The same applies to investment destinations. Although banks would generally prefer to finance projects that receive feed-in tariffs to green certificates-based ones, now that everyone is moving towards contracts for difference, the differences between markets are getting smaller. “As long as the rules are clear and people understand what’s happening with grid connection, the tariffs, the permitting process, then all markets are bankable,” Guillet says.

Success project

Green Giraffe celebrated its 7-year anniversary in May 2017 with north of 17 GW wind power financed in 18 countries. Guillet points to the 600 MW Gemini offshore wind farm as a recent example of what finding the right financing structure looks like. “We were hired by the project company at the very beginning in 2011, we helped them select the contractors, raise the equity, raise the debt and helped the project become the largest offshore wind undertaking in Europe so far.” In 2014, Gemini raised EUR 2.8 billion (USD 3.13 bn ) of funding through long term non-recourse financing senior debt, subordinated debt and equity.

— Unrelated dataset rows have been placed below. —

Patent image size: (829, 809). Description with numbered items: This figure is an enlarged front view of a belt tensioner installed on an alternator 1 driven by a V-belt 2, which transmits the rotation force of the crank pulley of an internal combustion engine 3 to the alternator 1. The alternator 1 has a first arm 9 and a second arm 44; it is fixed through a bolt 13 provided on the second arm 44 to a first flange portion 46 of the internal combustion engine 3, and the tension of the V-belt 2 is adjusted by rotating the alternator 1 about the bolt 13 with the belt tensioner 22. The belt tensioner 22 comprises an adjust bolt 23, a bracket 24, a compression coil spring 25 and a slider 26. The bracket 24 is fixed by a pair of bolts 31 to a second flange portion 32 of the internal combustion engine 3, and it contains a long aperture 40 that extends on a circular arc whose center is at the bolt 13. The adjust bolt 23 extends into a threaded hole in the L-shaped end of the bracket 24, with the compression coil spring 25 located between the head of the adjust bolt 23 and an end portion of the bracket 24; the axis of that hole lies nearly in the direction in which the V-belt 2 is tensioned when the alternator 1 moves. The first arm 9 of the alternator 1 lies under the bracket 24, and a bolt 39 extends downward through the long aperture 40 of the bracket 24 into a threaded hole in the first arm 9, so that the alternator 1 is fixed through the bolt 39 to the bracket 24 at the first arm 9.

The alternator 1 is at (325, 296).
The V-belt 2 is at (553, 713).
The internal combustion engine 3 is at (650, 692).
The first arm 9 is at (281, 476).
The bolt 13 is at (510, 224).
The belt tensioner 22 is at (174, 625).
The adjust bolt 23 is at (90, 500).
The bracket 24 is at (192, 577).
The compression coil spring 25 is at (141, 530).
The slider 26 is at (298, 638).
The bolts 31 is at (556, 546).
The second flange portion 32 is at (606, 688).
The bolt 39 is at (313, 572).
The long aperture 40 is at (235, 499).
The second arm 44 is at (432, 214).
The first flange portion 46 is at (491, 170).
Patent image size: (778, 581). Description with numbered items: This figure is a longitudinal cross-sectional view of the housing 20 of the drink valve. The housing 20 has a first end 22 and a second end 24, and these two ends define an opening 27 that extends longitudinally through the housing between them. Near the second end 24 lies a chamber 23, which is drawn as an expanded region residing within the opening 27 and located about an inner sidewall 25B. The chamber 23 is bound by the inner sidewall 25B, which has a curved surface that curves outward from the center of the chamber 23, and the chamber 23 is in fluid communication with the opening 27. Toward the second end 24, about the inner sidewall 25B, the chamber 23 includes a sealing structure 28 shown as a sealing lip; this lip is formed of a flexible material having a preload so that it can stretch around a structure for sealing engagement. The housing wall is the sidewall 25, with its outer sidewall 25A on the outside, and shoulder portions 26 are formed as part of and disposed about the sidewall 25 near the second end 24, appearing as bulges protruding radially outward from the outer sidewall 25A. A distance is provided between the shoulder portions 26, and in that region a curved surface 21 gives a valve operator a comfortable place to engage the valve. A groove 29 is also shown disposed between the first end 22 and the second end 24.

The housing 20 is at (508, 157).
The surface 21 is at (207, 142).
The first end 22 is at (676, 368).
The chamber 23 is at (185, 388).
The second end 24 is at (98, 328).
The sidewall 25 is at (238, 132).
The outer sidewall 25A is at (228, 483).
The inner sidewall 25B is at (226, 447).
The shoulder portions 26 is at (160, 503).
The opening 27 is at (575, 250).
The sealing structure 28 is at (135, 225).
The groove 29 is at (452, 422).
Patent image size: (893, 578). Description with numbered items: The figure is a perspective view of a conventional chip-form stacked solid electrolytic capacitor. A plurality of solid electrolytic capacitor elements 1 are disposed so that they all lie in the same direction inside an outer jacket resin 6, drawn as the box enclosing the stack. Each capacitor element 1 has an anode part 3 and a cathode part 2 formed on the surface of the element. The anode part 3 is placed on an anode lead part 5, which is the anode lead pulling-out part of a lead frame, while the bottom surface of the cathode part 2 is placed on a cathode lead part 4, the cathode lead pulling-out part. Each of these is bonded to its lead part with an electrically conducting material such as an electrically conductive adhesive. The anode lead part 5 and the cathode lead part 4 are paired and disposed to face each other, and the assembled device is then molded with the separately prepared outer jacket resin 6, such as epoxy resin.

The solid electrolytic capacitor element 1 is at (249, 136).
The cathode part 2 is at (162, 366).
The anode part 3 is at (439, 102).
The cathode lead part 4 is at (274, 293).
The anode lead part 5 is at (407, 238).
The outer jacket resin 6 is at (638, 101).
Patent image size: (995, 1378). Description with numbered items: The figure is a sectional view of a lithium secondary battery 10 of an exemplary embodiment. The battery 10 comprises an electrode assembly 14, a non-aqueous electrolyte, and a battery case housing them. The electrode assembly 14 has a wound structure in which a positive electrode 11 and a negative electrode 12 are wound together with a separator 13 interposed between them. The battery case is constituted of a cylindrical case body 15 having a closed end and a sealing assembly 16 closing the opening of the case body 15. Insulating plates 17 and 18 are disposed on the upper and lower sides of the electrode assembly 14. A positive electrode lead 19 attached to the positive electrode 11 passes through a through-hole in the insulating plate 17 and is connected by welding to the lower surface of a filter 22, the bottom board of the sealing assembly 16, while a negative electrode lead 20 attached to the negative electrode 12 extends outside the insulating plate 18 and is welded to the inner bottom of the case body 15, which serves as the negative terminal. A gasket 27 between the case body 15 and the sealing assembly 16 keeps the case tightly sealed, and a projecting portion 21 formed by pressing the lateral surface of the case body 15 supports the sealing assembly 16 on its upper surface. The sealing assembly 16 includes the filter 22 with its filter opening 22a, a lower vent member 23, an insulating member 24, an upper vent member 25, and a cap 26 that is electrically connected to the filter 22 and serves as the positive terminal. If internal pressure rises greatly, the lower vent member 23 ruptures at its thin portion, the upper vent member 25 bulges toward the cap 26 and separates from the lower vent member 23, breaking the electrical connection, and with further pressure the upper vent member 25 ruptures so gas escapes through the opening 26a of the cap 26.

The project achieved full completion on April 28, 2017, ahead of schedule and under its total budget of EUR 2.8 billion. With financial advisory from Green Giraffe, this year Gemini also restructured the project’s EUR 2 billion senior debt to reduce loan margins while also removing the original cash sweep requirements in year five under the previous mini-perm financing, and significantly improving distributions to Gemini’s owners.

Looking ahead

One of the relevantly new technologies in offshore wind that is finance-ready, according to Guillet, is floating wind. To become market-ready, or finance-ready, a technology needs to have a track record proving that it actually works and that costs and risks are understood enough to produce a business case. “In this respect, floating wind is real, it’s already proven technology and we expect to work with it in the near future,” Guillet concludes.

Jérôme Guillet co-founded Green Giraffe in 2010 and was a Managing Director until 2021.